In molte di queste aree il sistema educativo è letteralmente sconvolto dalla guerra. Per esempio le scuole vengono spesso utilizzate dalle milizie armate come basi di operazione e alloggi per le truppe: anche per questo vengono frequentemente distrutte nei combattimenti, il che ne rende problematico il recupero e la rinnovata destinazione scolastica una volta che la guerra sia finita. Non solo: in molti di questi paesi si considera la popolazione infantile nient’altro che un facile bacino di reclutamento. Abbiamo così bambini che invece di concentrarsi sui libri imbracciano il kalashnikov e vengono addestrati a uccidere, non di rado con l’aiuto della droga. È uno dei casi estremi di quel dirottamento dei minori dalle loro naturali occupazioni scolastiche che in altre situazioni alimenta il lavoro infantile in condizioni di crudele sfruttamento, l’accattonaggio, addirittura la prostituzione.

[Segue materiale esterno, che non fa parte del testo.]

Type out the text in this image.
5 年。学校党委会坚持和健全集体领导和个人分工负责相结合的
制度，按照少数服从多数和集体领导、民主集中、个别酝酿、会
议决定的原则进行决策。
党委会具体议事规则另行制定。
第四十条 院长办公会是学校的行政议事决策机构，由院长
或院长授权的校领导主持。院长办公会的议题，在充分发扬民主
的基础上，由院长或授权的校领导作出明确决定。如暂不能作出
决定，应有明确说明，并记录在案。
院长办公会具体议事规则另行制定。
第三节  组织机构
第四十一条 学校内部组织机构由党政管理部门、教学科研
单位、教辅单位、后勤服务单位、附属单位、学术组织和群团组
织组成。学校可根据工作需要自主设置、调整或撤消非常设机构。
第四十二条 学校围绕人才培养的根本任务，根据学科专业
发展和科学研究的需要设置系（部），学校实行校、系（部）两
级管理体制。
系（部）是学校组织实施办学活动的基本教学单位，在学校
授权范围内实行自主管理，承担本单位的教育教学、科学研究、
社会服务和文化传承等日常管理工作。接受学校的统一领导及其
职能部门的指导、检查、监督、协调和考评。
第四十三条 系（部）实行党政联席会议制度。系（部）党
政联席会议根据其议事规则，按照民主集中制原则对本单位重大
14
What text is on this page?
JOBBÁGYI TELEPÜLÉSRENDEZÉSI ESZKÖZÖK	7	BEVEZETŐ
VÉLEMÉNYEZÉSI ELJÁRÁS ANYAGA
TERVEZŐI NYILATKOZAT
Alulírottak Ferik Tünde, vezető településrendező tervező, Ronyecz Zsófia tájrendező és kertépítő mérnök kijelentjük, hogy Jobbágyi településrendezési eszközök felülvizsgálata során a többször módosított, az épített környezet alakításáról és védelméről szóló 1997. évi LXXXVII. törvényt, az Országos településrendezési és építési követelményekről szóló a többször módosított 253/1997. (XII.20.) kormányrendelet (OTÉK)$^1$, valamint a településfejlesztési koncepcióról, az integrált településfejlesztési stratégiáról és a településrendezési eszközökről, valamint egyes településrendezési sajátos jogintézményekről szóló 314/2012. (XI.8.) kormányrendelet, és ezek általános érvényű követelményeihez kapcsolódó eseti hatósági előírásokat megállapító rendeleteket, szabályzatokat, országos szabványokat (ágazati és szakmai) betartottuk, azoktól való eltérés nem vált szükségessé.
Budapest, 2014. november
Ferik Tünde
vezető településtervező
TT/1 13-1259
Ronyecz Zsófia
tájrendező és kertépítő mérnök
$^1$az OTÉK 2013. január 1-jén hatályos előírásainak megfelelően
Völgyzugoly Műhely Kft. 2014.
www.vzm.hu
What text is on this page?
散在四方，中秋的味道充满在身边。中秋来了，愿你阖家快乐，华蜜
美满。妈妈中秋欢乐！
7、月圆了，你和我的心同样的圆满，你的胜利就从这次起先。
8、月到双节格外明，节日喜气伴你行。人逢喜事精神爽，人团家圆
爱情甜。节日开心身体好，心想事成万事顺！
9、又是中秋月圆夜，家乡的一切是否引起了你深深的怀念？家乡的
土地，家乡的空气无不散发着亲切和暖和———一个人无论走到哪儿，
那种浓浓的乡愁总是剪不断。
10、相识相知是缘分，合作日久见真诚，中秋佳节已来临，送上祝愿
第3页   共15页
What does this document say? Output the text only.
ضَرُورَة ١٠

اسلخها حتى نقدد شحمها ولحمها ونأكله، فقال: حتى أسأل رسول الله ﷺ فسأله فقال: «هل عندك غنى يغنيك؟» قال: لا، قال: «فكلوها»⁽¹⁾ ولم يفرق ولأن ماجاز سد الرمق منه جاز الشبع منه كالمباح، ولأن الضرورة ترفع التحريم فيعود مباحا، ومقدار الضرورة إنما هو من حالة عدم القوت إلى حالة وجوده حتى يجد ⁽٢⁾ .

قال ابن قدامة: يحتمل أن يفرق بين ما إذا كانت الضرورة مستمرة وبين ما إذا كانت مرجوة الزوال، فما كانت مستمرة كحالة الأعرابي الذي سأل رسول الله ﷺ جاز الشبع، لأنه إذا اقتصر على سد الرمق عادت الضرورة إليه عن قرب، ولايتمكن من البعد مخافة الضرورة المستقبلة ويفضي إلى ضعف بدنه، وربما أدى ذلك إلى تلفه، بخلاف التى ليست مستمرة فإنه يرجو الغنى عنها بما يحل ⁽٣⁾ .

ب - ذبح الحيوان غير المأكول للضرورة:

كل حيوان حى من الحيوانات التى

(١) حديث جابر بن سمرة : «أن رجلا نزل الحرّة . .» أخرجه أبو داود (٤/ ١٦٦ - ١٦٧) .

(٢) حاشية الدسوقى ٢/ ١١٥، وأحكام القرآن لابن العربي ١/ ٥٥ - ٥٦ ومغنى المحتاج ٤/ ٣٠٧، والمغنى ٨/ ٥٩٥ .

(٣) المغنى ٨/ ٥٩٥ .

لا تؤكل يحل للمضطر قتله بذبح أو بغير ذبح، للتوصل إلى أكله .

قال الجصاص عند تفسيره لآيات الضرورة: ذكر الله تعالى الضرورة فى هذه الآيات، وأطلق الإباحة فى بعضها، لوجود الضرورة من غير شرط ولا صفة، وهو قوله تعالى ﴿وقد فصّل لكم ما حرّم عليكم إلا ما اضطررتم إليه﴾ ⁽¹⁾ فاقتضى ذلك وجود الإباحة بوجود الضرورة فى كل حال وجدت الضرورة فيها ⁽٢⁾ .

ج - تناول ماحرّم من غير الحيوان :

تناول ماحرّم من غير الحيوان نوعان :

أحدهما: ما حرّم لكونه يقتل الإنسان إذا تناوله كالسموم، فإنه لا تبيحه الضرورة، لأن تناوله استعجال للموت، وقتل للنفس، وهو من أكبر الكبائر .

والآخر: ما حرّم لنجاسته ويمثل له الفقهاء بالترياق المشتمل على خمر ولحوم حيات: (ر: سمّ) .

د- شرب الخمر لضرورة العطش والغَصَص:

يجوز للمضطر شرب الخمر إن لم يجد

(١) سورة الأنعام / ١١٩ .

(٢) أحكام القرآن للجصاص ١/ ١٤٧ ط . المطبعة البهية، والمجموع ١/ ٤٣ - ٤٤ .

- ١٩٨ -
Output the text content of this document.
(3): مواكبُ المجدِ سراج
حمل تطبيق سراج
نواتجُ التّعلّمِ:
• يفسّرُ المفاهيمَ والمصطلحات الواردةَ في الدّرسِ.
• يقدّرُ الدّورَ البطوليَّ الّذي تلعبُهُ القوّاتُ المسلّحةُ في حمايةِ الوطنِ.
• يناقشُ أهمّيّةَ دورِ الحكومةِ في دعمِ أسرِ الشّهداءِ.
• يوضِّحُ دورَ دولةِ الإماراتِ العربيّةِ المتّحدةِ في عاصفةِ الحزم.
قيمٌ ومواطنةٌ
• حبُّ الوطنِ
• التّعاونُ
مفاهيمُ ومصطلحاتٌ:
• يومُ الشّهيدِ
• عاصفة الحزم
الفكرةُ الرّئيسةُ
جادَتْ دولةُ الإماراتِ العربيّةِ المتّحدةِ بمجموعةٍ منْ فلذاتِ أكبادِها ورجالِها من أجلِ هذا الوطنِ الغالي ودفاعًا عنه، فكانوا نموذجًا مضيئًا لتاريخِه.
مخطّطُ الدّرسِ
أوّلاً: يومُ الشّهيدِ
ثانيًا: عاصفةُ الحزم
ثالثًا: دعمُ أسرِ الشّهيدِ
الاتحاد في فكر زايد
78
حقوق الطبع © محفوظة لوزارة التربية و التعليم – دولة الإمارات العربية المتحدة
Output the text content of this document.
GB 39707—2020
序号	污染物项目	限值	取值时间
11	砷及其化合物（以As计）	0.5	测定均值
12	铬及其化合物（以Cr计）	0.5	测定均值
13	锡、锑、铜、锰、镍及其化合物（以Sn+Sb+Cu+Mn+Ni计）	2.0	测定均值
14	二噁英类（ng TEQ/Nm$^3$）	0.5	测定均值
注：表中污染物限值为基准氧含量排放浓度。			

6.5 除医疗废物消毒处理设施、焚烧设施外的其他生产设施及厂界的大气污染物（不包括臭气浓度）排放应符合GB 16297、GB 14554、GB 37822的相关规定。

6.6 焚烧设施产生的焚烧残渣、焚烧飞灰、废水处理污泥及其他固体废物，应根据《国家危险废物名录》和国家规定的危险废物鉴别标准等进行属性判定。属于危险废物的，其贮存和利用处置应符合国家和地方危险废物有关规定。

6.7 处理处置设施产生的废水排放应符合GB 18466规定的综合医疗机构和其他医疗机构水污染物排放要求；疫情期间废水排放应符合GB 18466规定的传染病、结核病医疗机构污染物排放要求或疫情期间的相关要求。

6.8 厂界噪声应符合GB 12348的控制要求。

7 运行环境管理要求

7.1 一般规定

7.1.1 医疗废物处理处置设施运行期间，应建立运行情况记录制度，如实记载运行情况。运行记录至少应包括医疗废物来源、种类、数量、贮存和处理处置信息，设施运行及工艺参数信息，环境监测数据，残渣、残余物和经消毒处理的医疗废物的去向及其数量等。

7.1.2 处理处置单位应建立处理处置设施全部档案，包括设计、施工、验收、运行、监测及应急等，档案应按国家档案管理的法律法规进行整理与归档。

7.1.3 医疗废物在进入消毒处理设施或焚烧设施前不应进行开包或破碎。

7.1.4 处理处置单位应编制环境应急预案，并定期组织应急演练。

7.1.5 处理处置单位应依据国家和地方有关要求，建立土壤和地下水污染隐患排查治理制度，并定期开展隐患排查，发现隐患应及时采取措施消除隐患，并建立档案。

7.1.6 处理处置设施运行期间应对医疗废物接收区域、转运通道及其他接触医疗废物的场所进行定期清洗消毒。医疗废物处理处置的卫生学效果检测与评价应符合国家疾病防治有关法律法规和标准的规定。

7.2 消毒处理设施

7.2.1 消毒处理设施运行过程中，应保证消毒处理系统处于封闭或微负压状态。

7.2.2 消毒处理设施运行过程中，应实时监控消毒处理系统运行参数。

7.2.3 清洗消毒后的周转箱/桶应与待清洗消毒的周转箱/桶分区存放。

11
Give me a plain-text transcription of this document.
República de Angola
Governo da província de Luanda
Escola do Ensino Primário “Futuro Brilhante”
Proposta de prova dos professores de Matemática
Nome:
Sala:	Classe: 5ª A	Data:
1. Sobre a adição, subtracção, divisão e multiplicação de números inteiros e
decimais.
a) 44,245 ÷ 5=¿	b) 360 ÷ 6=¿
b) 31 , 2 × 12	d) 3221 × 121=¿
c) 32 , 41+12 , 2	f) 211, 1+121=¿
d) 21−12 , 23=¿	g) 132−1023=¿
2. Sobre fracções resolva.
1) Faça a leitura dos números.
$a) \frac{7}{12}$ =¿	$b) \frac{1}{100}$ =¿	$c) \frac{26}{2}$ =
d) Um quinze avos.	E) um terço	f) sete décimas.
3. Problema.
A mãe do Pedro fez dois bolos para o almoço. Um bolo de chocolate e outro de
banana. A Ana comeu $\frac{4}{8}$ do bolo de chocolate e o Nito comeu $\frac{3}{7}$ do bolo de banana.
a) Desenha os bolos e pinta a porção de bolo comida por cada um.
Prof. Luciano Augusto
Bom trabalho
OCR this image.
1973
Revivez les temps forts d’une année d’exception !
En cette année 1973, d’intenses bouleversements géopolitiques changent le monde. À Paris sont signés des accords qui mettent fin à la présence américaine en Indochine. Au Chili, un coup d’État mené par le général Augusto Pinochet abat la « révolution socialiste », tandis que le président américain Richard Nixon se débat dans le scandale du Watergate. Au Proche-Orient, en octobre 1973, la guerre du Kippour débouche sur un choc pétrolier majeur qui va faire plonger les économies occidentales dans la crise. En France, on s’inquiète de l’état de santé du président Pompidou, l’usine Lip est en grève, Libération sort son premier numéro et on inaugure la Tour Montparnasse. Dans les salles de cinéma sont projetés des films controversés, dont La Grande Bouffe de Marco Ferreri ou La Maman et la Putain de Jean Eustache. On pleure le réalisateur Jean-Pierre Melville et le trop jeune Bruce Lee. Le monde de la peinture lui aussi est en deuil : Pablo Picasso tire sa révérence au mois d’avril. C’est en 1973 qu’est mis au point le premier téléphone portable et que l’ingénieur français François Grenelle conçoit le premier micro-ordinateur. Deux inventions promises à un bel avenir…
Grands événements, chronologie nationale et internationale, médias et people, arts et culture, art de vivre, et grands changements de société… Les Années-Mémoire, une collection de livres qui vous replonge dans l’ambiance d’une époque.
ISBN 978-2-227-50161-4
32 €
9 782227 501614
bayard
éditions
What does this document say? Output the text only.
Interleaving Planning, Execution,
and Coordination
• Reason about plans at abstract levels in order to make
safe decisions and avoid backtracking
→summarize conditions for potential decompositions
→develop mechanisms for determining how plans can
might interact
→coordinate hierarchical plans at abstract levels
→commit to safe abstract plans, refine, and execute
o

Secondo Save the Children erano 43 milioni nel 2004 i bambini sottratti alla scuola nei paesi in conflitto. La comunità internazionale ha attivato un vasto programma di aiuti, in vista dell’obiettivo 2015, ma degli otto miliardi e mezzo di dollari disponibili soltanto una piccola parte arriva nelle aree percorse dalla guerra. Per l’utilizzazione di fondi sono infatti richieste garanzie che un paese in conflitto non è evidentemente in grado di offrire. Si arriva dunque al paradosso che l’aiuto internazionale viene a mancare proprio dove servirebbe di più. Inoltre, come si diceva, le conseguenze materiali della guerra sono destinate a trascinarsi a lungo dopo la fine delle ostilità: e questo significa che intere generazioni rimangono a rischio di analfabetismo totale.

La situazione è ulteriormente aggravata per l’infanzia femminile da pregiudizi discriminatori duri a morire. In questo caso la guerra non c’entra. In molte, troppe parti del mondo si ritiene che una bambina, destinata come donna a un ruolo subalterno nella società, della scuola possa benissimo fare a meno. Si registrano perfino, è il caso dell’Afghanistan, assalti armati a scuole femminili. Di qui un ulteriore paradosso: mentre nelle statistiche sui rendimenti scolastici le ragazze se la cavano mediamente meglio dei loro compagni, le cifre sull’analfabetismo mostrano che questa piaga colpisce più massicciamente proprio la parte femminile della società.

Un altro problema complica la situazione educativa in molte parti del mondo, la mancanza o l’insufficienza di personale docente. Non serve a molto costruire una scuola, se non ci sono maestri qualificati. Dove ci sono, difettano a volte le strutture per i necessari aggiornamenti professionali. In alcune parti dell’Africa gli organici già insufficienti sono stati ulteriormente decimati dall’imperversare dell’aids e di altre emergenze sanitarie. In alcuni casi la carenza di insegnanti e la mancanza di corsi di riqualificazione sono almeno in parte compensate dal generoso impegno di volontari stranieri. Ma non basta: se vogliamo che l’obiettivo inizialmente fissato al 2015 si possa comunque raggiungere entro una scadenza racchiusa entro il nostro orizzonte temporale, è necessario che la comunità internazionale compia altri sforzi. Accanto alla vergogna della fame, quella dei bambini senza scuola deve essere prioritariamente combattuta con ogni mezzo.

                                                                   r. f. l.